CAAF has decided United States v. Collier, __ M.J. ___ (C.A.A.F. 2009).
This case presents the question whether the military judge erred in granting the government’s motion in limine prohibiting Appellant’s defense counsel from cross-examining HM2 C, the main Government witness, about an alleged homosexual romantic relationship between her and Appellant and from introducing any evidence of such a relationship.1 While the military judge did permit cross-examination about a close friendship, the defense that Appellant wanted to present was that HM2 C framed Appellant for larceny as a result of their romantic relationship ending badly. Because of this ruling, Appellant was free only to assert the motivation of an angry friend rather than a disappointed lover; as the Government then argued in its closing, the motivation of an angry, vengeful friend “strains all logic; it’s just not credible.”
The military judge’s ruling prevented Appellant’s counsel from fully exploring HM2 C’s bias and motive to misrepresent the truth, and precluded Appellant from presenting her theory of the case. Under the facts of this case, this was a violation of Appellant’s Sixth Amendment right to confront a witness against her.
This was clearly the correct result in this case. There is a substantial qualitative difference between friendship and a sexual or romantic relationship.
And of course, having won a battle the prosecution couldn’t resist over-reaching.

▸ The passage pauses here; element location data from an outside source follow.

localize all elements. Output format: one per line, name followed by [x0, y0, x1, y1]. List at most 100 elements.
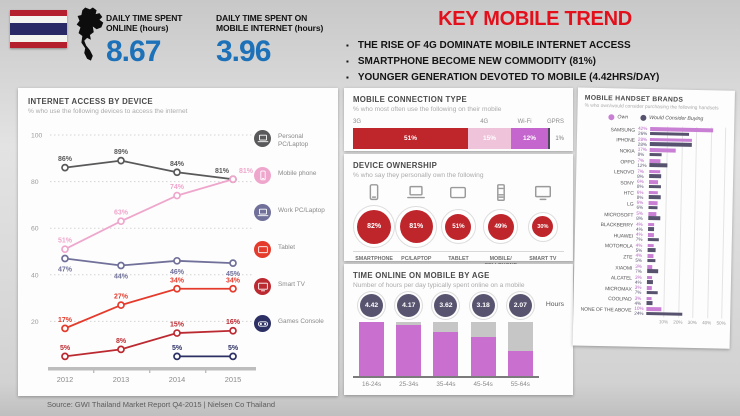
brand-label: LENOVO [613, 169, 635, 176]
x-tick-label: 2015 [225, 375, 241, 384]
bubble-zone: 49% [480, 203, 522, 250]
point-label: 81% [239, 168, 254, 175]
ownership-label: PC/LAPTOP [401, 256, 432, 262]
brand-label: MOTOROLA [604, 243, 633, 251]
bubble-ring: 82% [353, 205, 396, 248]
legend-item: Personal PC/Laptop [254, 130, 334, 167]
tv-icon [534, 185, 551, 201]
brand-label: IPHONE [616, 137, 635, 145]
thailand-flag [10, 10, 67, 48]
legend-label: Mobile phone [278, 170, 317, 177]
device-icon-zone [522, 182, 564, 203]
chart-subtitle: % who own/would consider purchasing the … [584, 103, 719, 112]
bar-col [353, 322, 390, 376]
data-point [61, 352, 69, 361]
device-icon-zone [395, 182, 437, 203]
legend-label: Tablet [278, 244, 296, 251]
brand-label: HTC [623, 190, 634, 198]
brand-label: HUAWEI [613, 233, 633, 240]
divider-line [395, 251, 438, 252]
stat-label: DAILY TIME SPENT ON MOBILE INTERNET (hou… [216, 13, 324, 34]
bar-col [390, 322, 427, 376]
point-label: 63% [114, 210, 129, 217]
x-tick-label: 20% [673, 319, 683, 325]
age-bar [359, 322, 385, 376]
brand-values: 28% 28% [638, 137, 650, 147]
svg-text:20: 20 [31, 319, 39, 326]
device-icon-zone [437, 182, 479, 203]
key-trend-bullet: ▪ YOUNGER GENERATION DEVOTED TO MOBILE (4… [346, 70, 734, 86]
segment-3g: 51% [353, 128, 468, 149]
point-label: 5% [172, 345, 183, 352]
svg-text:80: 80 [31, 179, 39, 186]
point-label: 8% [116, 338, 127, 345]
age-categories-row: 16-24s 25-34s 35-44s 45-54s 55-64s [353, 381, 539, 388]
brand-values: 5% 8% [636, 211, 648, 221]
consider-value: 24% [634, 311, 644, 317]
chart-subtitle: % who use the following devices to acces… [28, 108, 188, 115]
hours-badge: 4.42 [360, 294, 384, 317]
key-mobile-trend: KEY MOBILE TREND ▪ THE RISE OF 4G DOMINAT… [336, 8, 734, 86]
brand-label: OPPO [620, 158, 635, 166]
age-category-label: 35-44s [436, 381, 456, 388]
brand-label: BLACKBERRY [600, 222, 634, 229]
age-bar-fill [507, 350, 533, 376]
panel-device-ownership: DEVICE OWNERSHIP % who say they personal… [344, 154, 573, 279]
age-bar [470, 322, 496, 376]
legend-color-dot [640, 114, 647, 121]
stat-value: 3.96 [216, 35, 271, 69]
own-bar [647, 233, 654, 237]
segment-label: 4G [480, 119, 489, 125]
segment-label: 3G [353, 119, 362, 125]
age-bar [507, 322, 533, 376]
point-label: 89% [114, 149, 129, 156]
brand-label: MICROMAX [605, 285, 632, 293]
own-bar [646, 296, 652, 301]
x-tick-label: 30% [687, 319, 697, 325]
ownership-item: 51% TABLET [437, 182, 480, 280]
chart-title: INTERNET ACCESS BY DEVICE [28, 97, 153, 106]
brand-values: 3% 4% [635, 274, 647, 284]
brand-label: ALCATEL [610, 275, 633, 282]
series-games-console: 5% 5% [172, 345, 239, 361]
data-point [229, 326, 237, 335]
brand-values: 7% 12% [637, 158, 649, 168]
own-bar [649, 169, 660, 174]
legend-color-dot [608, 114, 615, 121]
brand-label: NONE OF THE ABOVE [580, 306, 632, 314]
gamepad-icon [257, 320, 268, 327]
bullet-square-icon: ▪ [346, 73, 349, 82]
data-point [229, 284, 237, 293]
ownership-bubble: 81% [399, 210, 433, 243]
handset-rows: SAMSUNG 42% 26% IPHONE 28% 28% NOKIA 17% 8% OPPO 7… [580, 125, 727, 319]
legend-item: Smart TV [254, 278, 334, 315]
legend-color-dot [254, 241, 271, 258]
own-bar [647, 254, 654, 259]
chart-title: MOBILE CONNECTION TYPE [353, 95, 468, 104]
ownership-bubble: 51% [445, 213, 472, 240]
x-tick-label: 2013 [113, 375, 129, 384]
segment-label: Wi-Fi [517, 119, 532, 125]
legend-label: Work PC/Laptop [278, 207, 325, 214]
point-label: 44% [114, 273, 129, 280]
age-bar-fill [433, 331, 459, 376]
own-bar [646, 307, 662, 312]
point-label: 34% [170, 277, 185, 284]
data-point [173, 256, 181, 265]
chart-subtitle: % who say they personally own the follow… [353, 172, 484, 179]
series-work-pc-laptop: 47% 44% 46% 45% [58, 254, 241, 280]
bubble-zone: 81% [395, 203, 438, 250]
data-point [117, 301, 125, 309]
own-bar [648, 190, 658, 195]
ownership-bubble: 49% [487, 213, 514, 240]
x-tick-label: 2012 [57, 375, 73, 384]
data-point [61, 324, 69, 333]
handset-legend-item: Own [608, 114, 628, 121]
age-category-label: 45-54s [473, 381, 493, 388]
own-bar [648, 211, 656, 216]
ownership-item: 82% SMARTPHONE [353, 182, 396, 280]
divider-line [521, 251, 564, 252]
badge-col: 4.42 [353, 294, 390, 317]
segment-gprs [548, 128, 550, 149]
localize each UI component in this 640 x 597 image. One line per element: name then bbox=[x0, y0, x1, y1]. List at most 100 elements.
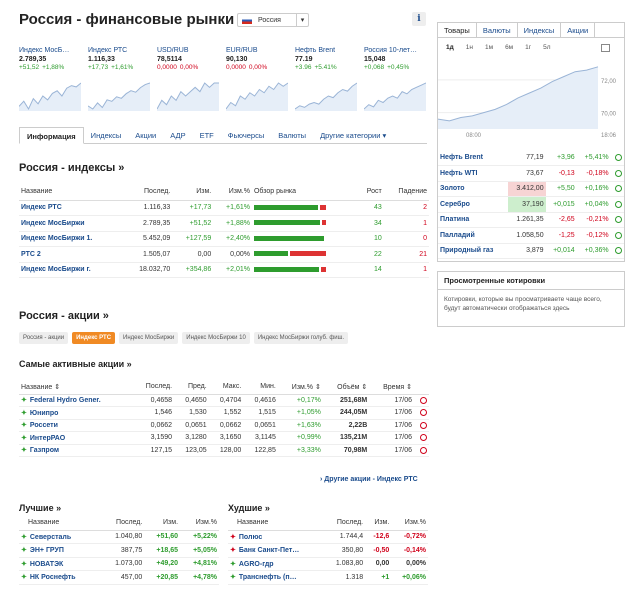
commodity-name[interactable]: Золото bbox=[438, 181, 508, 197]
share-name[interactable]: ✦ НОВАТЭК bbox=[19, 557, 101, 571]
share-change: -12,6 bbox=[365, 530, 392, 544]
panel-tab[interactable]: Акции bbox=[561, 23, 596, 37]
shares-filter-pill[interactable]: Индекс МосБиржи bbox=[119, 332, 179, 344]
share-name[interactable]: ✦ Банк Санкт-Пет… bbox=[228, 543, 325, 558]
table-row[interactable]: Индекс МосБиржи 1. 5.452,09 +127,59 +2,40% 1… bbox=[19, 231, 429, 247]
share-name[interactable]: ✦ Северсталь bbox=[19, 530, 101, 544]
table-row[interactable]: Индекс МосБиржи 2.789,35 +51,52 +1,88% 34 1 bbox=[19, 215, 429, 232]
commodity-name[interactable]: Палладий bbox=[438, 227, 508, 244]
column-header[interactable]: Мин. bbox=[243, 380, 278, 395]
index-name[interactable]: РТС 2 bbox=[19, 246, 124, 263]
table-row[interactable]: ✦ ИнтерРАО 3,1590 3,1280 3,1650 3,1145 +0,99% 1… bbox=[19, 431, 429, 445]
worst-title[interactable]: Худшие » bbox=[228, 503, 270, 513]
table-row[interactable]: Индекс МосБиржи г. 18.032,70 +354,86 +2,01%… bbox=[19, 262, 429, 278]
period-option[interactable]: 6м bbox=[505, 44, 514, 51]
ticker-card[interactable]: Индекс РТС 1.116,33 +17,73 +1,61% bbox=[88, 47, 154, 113]
panel-tab[interactable]: Индексы bbox=[518, 23, 562, 37]
shares-filter-pill[interactable]: Россия - акции bbox=[19, 332, 69, 344]
commodity-name[interactable]: Нефть Brent bbox=[438, 150, 508, 166]
share-name[interactable]: ✦ ЭН+ ГРУП bbox=[19, 543, 101, 558]
share-name[interactable]: ✦ Газпром bbox=[19, 444, 133, 457]
period-option[interactable]: 1д bbox=[446, 44, 454, 51]
panel-tab[interactable]: Валюты bbox=[477, 23, 518, 37]
table-row[interactable]: Нефть Brent 77,19 +3,96 +5,41% bbox=[438, 150, 624, 166]
table-row[interactable]: Нефть WTI 73,67 -0,13 -0,18% bbox=[438, 165, 624, 182]
column-header[interactable]: Пред. bbox=[174, 380, 209, 395]
index-name[interactable]: Индекс РТС bbox=[19, 200, 124, 216]
panel-tab[interactable]: Товары bbox=[438, 23, 477, 37]
category-tab[interactable]: Информация bbox=[19, 127, 84, 144]
ticker-card[interactable]: Россия 10-лет… 15,048 +0,068 +0,45% bbox=[364, 47, 430, 113]
column-header[interactable]: Название ⇕ bbox=[19, 380, 133, 395]
table-row[interactable]: Золото 3.412,00 +5,50 +0,16% bbox=[438, 181, 624, 197]
share-last: 3,1590 bbox=[132, 431, 175, 445]
table-row[interactable]: ✦ ЭН+ ГРУП 387,75 +18,65 +5,05% bbox=[19, 543, 219, 558]
column-header[interactable]: Объём ⇕ bbox=[322, 380, 370, 395]
table-row[interactable]: ✦ Россети 0,0662 0,0651 0,0662 0,0651 +1,63% 2,… bbox=[19, 419, 429, 432]
share-name[interactable]: ✦ Federal Hydro Gener. bbox=[19, 394, 133, 407]
period-option[interactable]: 1н bbox=[465, 44, 473, 51]
more-shares-link[interactable]: › Другие акции - Индекс РТС bbox=[320, 476, 418, 483]
indices-section-title[interactable]: Россия - индексы » bbox=[19, 162, 125, 174]
share-last: 350,80 bbox=[324, 543, 366, 558]
ticker-card[interactable]: USD/RUB 78,5114 0,0000 0,00% bbox=[157, 47, 223, 113]
table-row[interactable]: ✦ Полюс 1.744,4 -12,6 -0,72% bbox=[228, 530, 428, 544]
ticker-card[interactable]: EUR/RUB 90,130 0,0000 0,00% bbox=[226, 47, 292, 113]
category-tab[interactable]: Фьючерсы bbox=[227, 131, 265, 140]
table-row[interactable]: Серебро 37,190 +0,015 +0,04% bbox=[438, 196, 624, 213]
table-row[interactable]: РТС 2 1.505,07 0,00 0,00% 22 21 bbox=[19, 246, 429, 263]
table-row[interactable]: ✦ НК Роснефть 457,00 +20,85 +4,78% bbox=[19, 570, 219, 585]
share-name[interactable]: ✦ Полюс bbox=[228, 530, 325, 544]
commodity-name[interactable]: Платина bbox=[438, 212, 508, 228]
column-header[interactable]: Время ⇕ bbox=[369, 380, 414, 395]
column-header[interactable]: Изм.% ⇕ bbox=[277, 380, 323, 395]
info-icon[interactable]: i bbox=[412, 12, 426, 26]
shares-section-title[interactable]: Россия - акции » bbox=[19, 310, 109, 322]
index-name[interactable]: Индекс МосБиржи 1. bbox=[19, 231, 124, 247]
share-name[interactable]: ✦ ИнтерРАО bbox=[19, 431, 133, 445]
ticker-change: 0,0000 0,00% bbox=[226, 64, 292, 71]
category-tab[interactable]: Акции bbox=[135, 131, 157, 140]
column-header[interactable]: Послед. bbox=[132, 380, 175, 395]
commodity-name[interactable]: Серебро bbox=[438, 196, 508, 213]
category-tab[interactable]: Валюты bbox=[278, 131, 307, 140]
category-tab[interactable]: ETF bbox=[199, 131, 214, 140]
table-row[interactable]: ✦ Federal Hydro Gener. 0,4658 0,4650 0,4704 0… bbox=[19, 394, 429, 407]
table-row[interactable]: ✦ Газпром 127,15 123,05 128,00 122,85 +3,33% 70… bbox=[19, 444, 429, 457]
country-select[interactable]: Россия ▾ bbox=[237, 13, 309, 27]
share-name[interactable]: ✦ AGRO-гдр bbox=[228, 557, 325, 571]
category-tab[interactable]: Другие категории ▾ bbox=[320, 131, 387, 140]
column-header[interactable]: Макс. bbox=[208, 380, 244, 395]
table-row[interactable]: Индекс РТС 1.116,33 +17,73 +1,61% 43 2 bbox=[19, 200, 429, 216]
table-row[interactable]: ✦ Транснефть (п… 1.318 +1 +0,06% bbox=[228, 570, 428, 585]
table-row[interactable]: Природный газ 3,879 +0,014 +0,36% bbox=[438, 243, 624, 259]
commodity-name[interactable]: Нефть WTI bbox=[438, 165, 508, 182]
table-row[interactable]: ✦ НОВАТЭК 1.073,00 +49,20 +4,81% bbox=[19, 557, 219, 571]
table-row[interactable]: ✦ Банк Санкт-Пет… 350,80 -0,50 -0,14% bbox=[228, 543, 428, 558]
index-name[interactable]: Индекс МосБиржи bbox=[19, 215, 124, 232]
category-tab[interactable]: Индексы bbox=[90, 131, 122, 140]
ticker-card[interactable]: Индекс МосБ… 2.789,35 +51,52 +1,88% bbox=[19, 47, 85, 113]
shares-filter-pill[interactable]: Индекс МосБиржи голуб. фиш. bbox=[253, 332, 349, 344]
table-row[interactable]: Палладий 1.058,50 -1,25 -0,12% bbox=[438, 227, 624, 244]
shares-filter-pill[interactable]: Индекс МосБиржи 10 bbox=[182, 332, 250, 344]
table-row[interactable]: ✦ AGRO-гдр 1.083,80 0,00 0,00% bbox=[228, 557, 428, 571]
table-row[interactable]: Платина 1.261,35 -2,65 -0,21% bbox=[438, 212, 624, 228]
category-tab[interactable]: АДР bbox=[170, 131, 186, 140]
ticker-card[interactable]: Нефть Brent 77.19 +3.96 +5.41% bbox=[295, 47, 361, 113]
table-row[interactable]: ✦ Северсталь 1.040,80 +51,60 +5,22% bbox=[19, 530, 219, 544]
expand-chart-icon[interactable] bbox=[601, 44, 610, 52]
commodity-name[interactable]: Природный газ bbox=[438, 243, 508, 259]
index-name[interactable]: Индекс МосБиржи г. bbox=[19, 262, 124, 278]
best-title[interactable]: Лучшие » bbox=[19, 503, 62, 513]
shares-filter-pill[interactable]: Индекс РТС bbox=[72, 332, 116, 344]
share-name[interactable]: ✦ Юнипро bbox=[19, 406, 133, 420]
period-option[interactable]: 1г bbox=[525, 44, 532, 51]
period-option[interactable]: 5л bbox=[543, 44, 551, 51]
share-name[interactable]: ✦ НК Роснефть bbox=[19, 570, 101, 585]
period-option[interactable]: 1м bbox=[484, 44, 494, 51]
most-active-title[interactable]: Самые активные акции » bbox=[19, 359, 132, 369]
share-name[interactable]: ✦ Транснефть (п… bbox=[228, 570, 325, 585]
table-row[interactable]: ✦ Юнипро 1,546 1,530 1,552 1,515 +1,05% 244,05M… bbox=[19, 406, 429, 420]
share-name[interactable]: ✦ Россети bbox=[19, 419, 133, 432]
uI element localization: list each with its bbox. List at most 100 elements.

Adding insult to injury, the Government exploited the very evidentiary limitation it requested in closing argument. “Are
we supposed to believe that [HM2 C] or somebody else went out and spent $2,700.00 on tools to set this up because she’s mad at somebody? That strains all logic; it’s just not credible.”
Yes, it may do so, but not if the defense had been permitted to offer the full motives to lie.